TV was the most luxurious thing people could have at that time. Among a neighbourhood that consisted of more than a hundred families, there were only 2 or 3 of them that actually owned a TV. They would later leave the TVs in their courtyards for others to come and watch. TV back then was a small thick black box with a black and white scene. Our country during this historical period did not run an open trading system, this was why TV channels were all about the current national government. Channels were broadcasted by the government. Some of them were for propagandizing the Vietnam’s revolution and praising the current communist government that had fight for the country’s independence. Popular programs included cartoons for children and communist documentaries or traditional soap opera for the elders.
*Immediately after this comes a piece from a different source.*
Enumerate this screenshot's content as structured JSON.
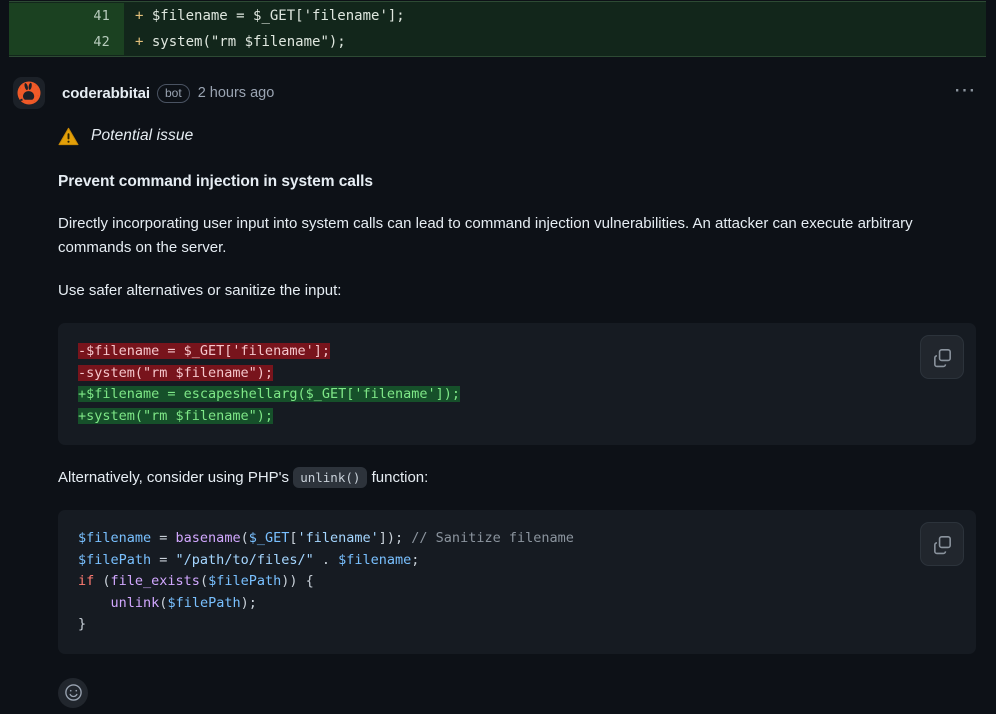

Watching TV at that time was not easy, if not saying it was extremely dangerous. Accidents occurred all the time because of the need to adjust the device. There would be a long antenna placed on the roof of the house which was used to change the channels. People used wooden ladders to climbed up the roof and adjusted this antenna as it was the only way to pick up the desired channel. That was why there were people who fell off the ladder and died. Others died because of electric shock during bad weathers. And they died a lot just because of switching the TV channels, which was the most painful thing people have to face having a TV.

“But we did have a lot of fun every time watching TV”, Mom continued, “…it was around 6 o’clock in the evening and the full moon was shining in the sky…”

The children came first to watch their early favourite cartoon. The TV was placed in the middle of an enormous courtyard which is enough for a hundred people. A few people were preparing the traditional sweet bean soup for tonight’s dessert which would be served during the village’s favourite program was shown. People when finishing their farm work would get home, take a shower and show up on time to wait for that night show. Some even rowed from the other side of the river to gather within the village to watch TV. They would bring the children with them and whenever it was too late and dark to get home, families would lay down their own mats (which they brought earlier to sit on and watch TV) and sleep until the next morning.

“That TV memory is, until now, still one of the best parts of my childhood memory. We have lots of TVs with tons of designs and functions now, but I will never forget how we have watched TV back then. It does remind me of a time when we have to live in poverty and lacking everything, but our souls and hearts are still very cheerful just by having a TV to connect to the world around and entertain our boring lives back then.” – Mom said while continuing with her unfinished soup.

Her lips drew a light smile that bright up the sunset sky.